5. Being on top of my finances. A huge stress factor for me has been finances.
It has been a big reason why I overeat and overfill myself. I have gotten so stressed so I do not know what else to do, then to eat. Having my finances in order and creating a strategy on how to improve them further gives me a sense of relief and I stress less.
6. Not meeting people. I of course mean people which I do not want to meet.
I am terrified of being left alone. Not being loved and to have no friends. Many times have I met people “because we have been friends for long time and I should”. I am working on not feeling terrified anymore. Everyone do not need to love me, nor me them. I have met with people I did not even like and this is no a healthy action. Due to some twisted feeling of should. Or old memories and connections. I do no longer do this, or rather say I try not to do this, and it is such a relief!
7. Working out and watching my diet. Here it came though.
The bit more normal tip. I do try to move and exercise every day. I have a goal of walking 10 000 steps just to know that I have been moving. Then I do quite a lot of other things. You can read more about my activity plan here. I also eat after intermittent fasting and I try to stay away from some foods sometimes. There are no bad foods though, just unhealthy amounts!

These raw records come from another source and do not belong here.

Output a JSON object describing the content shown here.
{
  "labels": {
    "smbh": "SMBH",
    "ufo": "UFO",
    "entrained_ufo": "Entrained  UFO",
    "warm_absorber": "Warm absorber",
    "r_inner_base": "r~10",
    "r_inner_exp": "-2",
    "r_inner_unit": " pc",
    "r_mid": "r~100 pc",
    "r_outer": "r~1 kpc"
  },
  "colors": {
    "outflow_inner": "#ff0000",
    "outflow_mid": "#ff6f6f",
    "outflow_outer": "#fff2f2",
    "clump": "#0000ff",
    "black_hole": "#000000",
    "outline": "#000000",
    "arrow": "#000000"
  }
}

Does It Work Not Focusing on Traditional Tips?
Truth to be told, I have not been moving one single gram the last 2.5 months. Nothing. It is extremely frustrating and more than once have I broken down in tears. Why oh why do I not shed the weight? This is what I have asked myself. Not even one single gram and I struggle immensely with this as of right now. Just today I wanted to stuff myself with something, nothing in particular just something, as I could feel the panic and resentment towards myself rising.
Why you idiot did you do this to yourself. You are a fucking idiot and loser. No one will ever love you as you are such a idiot and you will forever be shit.
On and on it goes.
But somewhere I am truly convinced that if I do not focus on losing weight, and I am focusing on creating a balance in life. I focus on making my bed. On removing toxicity in life, on being gentle with myself it will give the best result. It might take longer time but it will happen. If I really look at my eating habits, there are probably tweaks I can do. I probably do not do all the points above all the time resulting in me not feeling well about myself and either do not do as good work out, or eat something I should not. My mind resent myself sometimes, and by doing this we hang on to weight. I need to forgive and let go. If I work on loving myself and enjoying this journey it will result in something good.